FETÖ’nün ByLock tuzağıyla mağdur edildiği delillerle sabit olmasına karşın halen çözüm bekleyenleri isim isim yazdığım yazı serisinin arasında, İçişleri Bakanı Süleyman Soylu’nun çok tartışılan açıklamalarını konuyu yakından ilgilendirdiği için irdelemek kaçınılmaz oldu.

Geçtiğimiz günlerde bir televizyon programına konuk olan İçişleri Bakanı Süleyman Soylu, “15 Temmuz sonrası başlayan yargılamalarda beraat edenlerin neden devlet görevine dönemediğine” yönelik soruya, Anayasa’nın 70. Maddesini es geçip, "Elbette ki güvenmeyeceğim. Herkes devletin içine girmek zorunda mı?" diyerek cevap vermiş.

Aslına bakarsanız sorunun öznesi, FETÖ’nün mağduriyet tabanını genişletme stratejisine kurban edilmiş ancak yargılamalar sonucu mağduriyeti tescillenmiş olanlar… Yoksa bu ülkede kimse FETÖ mensubu olanların memuriyete dönmesi gibi bir talepte bulunmaz, bulunmuyor da. Esasen Bakan Soylu da bu gerçeğin farkında ama buna rağmen, Anayasa ile güvence altına alınmış bir hakkı tamamen keyfiyet içeren bir ifadeyle gasp ettiklerini itiraf ediyor.

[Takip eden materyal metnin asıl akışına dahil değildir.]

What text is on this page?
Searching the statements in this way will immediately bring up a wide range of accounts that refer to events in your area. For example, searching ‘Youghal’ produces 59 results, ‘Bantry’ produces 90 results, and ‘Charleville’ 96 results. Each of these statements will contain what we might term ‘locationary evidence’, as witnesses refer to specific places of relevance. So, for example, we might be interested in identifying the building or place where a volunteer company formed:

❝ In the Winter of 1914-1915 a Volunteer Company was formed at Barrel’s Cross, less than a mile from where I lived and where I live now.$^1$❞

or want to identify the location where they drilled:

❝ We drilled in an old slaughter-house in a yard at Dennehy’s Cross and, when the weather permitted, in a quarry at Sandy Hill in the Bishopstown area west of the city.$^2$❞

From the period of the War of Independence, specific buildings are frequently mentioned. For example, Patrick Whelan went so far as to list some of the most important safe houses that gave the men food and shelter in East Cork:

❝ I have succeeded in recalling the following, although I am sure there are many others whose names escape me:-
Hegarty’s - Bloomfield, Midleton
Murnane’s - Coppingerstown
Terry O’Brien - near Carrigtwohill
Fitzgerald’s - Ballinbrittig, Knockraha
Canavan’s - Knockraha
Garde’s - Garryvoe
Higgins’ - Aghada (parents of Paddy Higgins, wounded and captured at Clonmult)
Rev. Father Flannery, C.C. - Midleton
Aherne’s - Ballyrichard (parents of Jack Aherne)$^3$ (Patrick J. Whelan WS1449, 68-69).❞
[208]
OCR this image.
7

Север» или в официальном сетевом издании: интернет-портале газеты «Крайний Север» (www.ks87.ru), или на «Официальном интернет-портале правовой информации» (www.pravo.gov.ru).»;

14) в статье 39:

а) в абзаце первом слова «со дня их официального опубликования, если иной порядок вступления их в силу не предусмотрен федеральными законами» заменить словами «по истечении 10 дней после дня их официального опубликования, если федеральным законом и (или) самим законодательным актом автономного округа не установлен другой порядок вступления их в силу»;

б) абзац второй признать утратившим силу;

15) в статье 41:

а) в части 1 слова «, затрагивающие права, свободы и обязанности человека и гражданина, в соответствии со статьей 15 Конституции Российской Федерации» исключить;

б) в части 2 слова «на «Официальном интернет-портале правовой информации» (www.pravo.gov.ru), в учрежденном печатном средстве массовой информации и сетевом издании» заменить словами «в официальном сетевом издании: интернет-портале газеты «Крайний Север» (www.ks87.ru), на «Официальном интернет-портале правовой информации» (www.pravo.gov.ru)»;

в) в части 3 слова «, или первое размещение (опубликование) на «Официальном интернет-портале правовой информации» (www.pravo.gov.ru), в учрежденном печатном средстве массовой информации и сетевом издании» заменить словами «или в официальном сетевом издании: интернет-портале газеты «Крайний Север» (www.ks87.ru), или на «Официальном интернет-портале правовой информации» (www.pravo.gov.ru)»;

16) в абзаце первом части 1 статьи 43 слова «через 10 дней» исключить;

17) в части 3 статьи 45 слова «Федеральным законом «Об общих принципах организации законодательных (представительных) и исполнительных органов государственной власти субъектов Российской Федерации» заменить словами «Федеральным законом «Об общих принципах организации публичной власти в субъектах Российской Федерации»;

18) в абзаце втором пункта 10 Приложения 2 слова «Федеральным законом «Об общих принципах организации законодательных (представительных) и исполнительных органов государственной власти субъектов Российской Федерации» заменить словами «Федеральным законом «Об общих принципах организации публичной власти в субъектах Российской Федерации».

Önce Soylu’nun “güven” merkezli itirazıyla başlayalım.

Soylu, ismi herhangi bir sebeple FETÖ ile anılmış olanlara “güven(e)meyeceklerinden” dem vuruyor. Onun bu bakış açısını destekleyen en çok örnek de Emniyet’teki ihraçlarda görülmüştü zaten. FETÖ’nün finans ayağından Ali Çelik başta olmak üzere örgütün üst düzey yöneticileriyle 17/25 Aralık öncesine de ait telefon irtibatı olanlar ihraç edilmiş ve bunlara dair yürütülen soruşturmalarla yargılamalarda bu “irtibatın”altı çizilmişti.

Peki madem “telefon görüşmesine dayalı” bu “irtibat”bu denli önemli bir kriter, buyurun alın elinize Rus elçi Karlov suikastı dava dosyasını.

Dosyaya, FETÖ’nün firari elebaşı Fetullah Gülen’in veliahtı olarak bilinen Şerif Ali Tekalan’ın binlerce görüşmesini içeren HTS kayıtları girmiş. Üstelik 2012 den başlayan bu kayıtlarda siyaset kurumu ve iktidar cenahının milat olarak kabul ettiği 17/25 Aralık 2013 sonrası da var. 2016’ya kadar yapılan görüşmelerle mesajlaşmalar tek tek yer alıyor.

O binlerce kayıttan en dikkat çekici olanlar ise 1 Aralık 2013 ve 31 Aralık 2014 tarihleri arasında.

Kimler yok ki…

Mayıs ayında VakıfBank Yönetim Kurulu Başkanlığına atanan eski İçişleri Bakanı Abdülkadir Aksu, eski Milli Savunma Bakanı Vecdi Gönül, geçtiğimiz günlerde Prag Büyükelçiliğine atanan Egemen Bağış, AK Parti Burdur Milletvekili Bayram Özçelik, AK Parti İzmir eski Milletvekili Hüseyin Kocabıyık, eski Milli Eğitim Bakanı Hüseyin Çelik, eski Bakan Faruk Özak, AK Parti Ankara eski Milletvekili ve TBMM Anayasa Komisyonu eski Başkanı Ahmet İyimaya, YÖK Başkanı Yekta Saraç, eski Diyanet İşleri Başkanı Mehmet Görmez, eski Vali İbrahim Şahin, son Başbakan Binali Yıldırım’ın danışmanı Ömer Sertbaş…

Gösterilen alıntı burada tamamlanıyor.